Free one-year tertiary education opportunity for all
Compulsory basic education age has been increasing over the years for 14 to 16 and now with UNP’s policy of keeping students in school until 18 years of age, the State’s commitment has increased to 18 years of age. This is alright because it is in the interest of society to have youth entering adulthood at 18 better equipped.

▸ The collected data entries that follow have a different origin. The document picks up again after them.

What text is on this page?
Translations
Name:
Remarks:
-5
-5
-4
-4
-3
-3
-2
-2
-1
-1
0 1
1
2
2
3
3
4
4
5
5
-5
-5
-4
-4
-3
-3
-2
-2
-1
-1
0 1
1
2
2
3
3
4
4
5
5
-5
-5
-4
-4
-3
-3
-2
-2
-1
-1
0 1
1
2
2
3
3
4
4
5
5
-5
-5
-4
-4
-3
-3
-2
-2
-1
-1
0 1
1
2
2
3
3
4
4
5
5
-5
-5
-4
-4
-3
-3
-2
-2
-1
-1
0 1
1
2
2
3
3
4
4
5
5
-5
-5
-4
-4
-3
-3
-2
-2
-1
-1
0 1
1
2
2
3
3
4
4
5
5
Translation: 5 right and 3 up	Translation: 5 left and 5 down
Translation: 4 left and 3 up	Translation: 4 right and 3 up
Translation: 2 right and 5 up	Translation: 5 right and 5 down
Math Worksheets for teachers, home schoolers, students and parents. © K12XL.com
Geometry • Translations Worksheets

The problem is what happens beyond 18. We have 320,000 youth turning 18 every year. We know that 4% are likely to be in a public university and 3% in technical education or vocational training (TVET) funded by the State. Those who gain access to public higher education have no further obligations. You can receive a medical or an engineering degree free of charge and leave the country next day or pursue private interest without owning a cent to the taxpayers.
This is an untenable situation in the context of 93% of their peers not receiving any support from the State. One solution is to give an assurance of one year of further education to all who turn 18, for a recognised course of study or an apprenticeship. Many young people, complete one year of education and support themselves for further education. Why not make it the norm?
Highly-selective higher education for a few?
In an ideal scenario, students entering higher education and their teachers would be engaged in inquiry based learning from day one. There is much talk about use of technology in education, but nobody has come up with a system to replace a good teacher working with a few committed students.
How many students per teacher? The number of students that Plato or Aristotle or Gurus known Dispamok in India had at one time under their care would be a guide. Such an education would be expensive. Even now we select 4% of youth, but we don’t give them the facilities, curricula or teachers they deserve.
If we care about higher education in Sri Lanka, we need to maintain or reduce the State-funded opportunities, put more money into existing institutions and enforce accountability of faculty to educate themselves before they call themselves educators. Public higher education should be an exemplar for private efforts which other youth would pursue, taking the risk returns to investments into their own hands.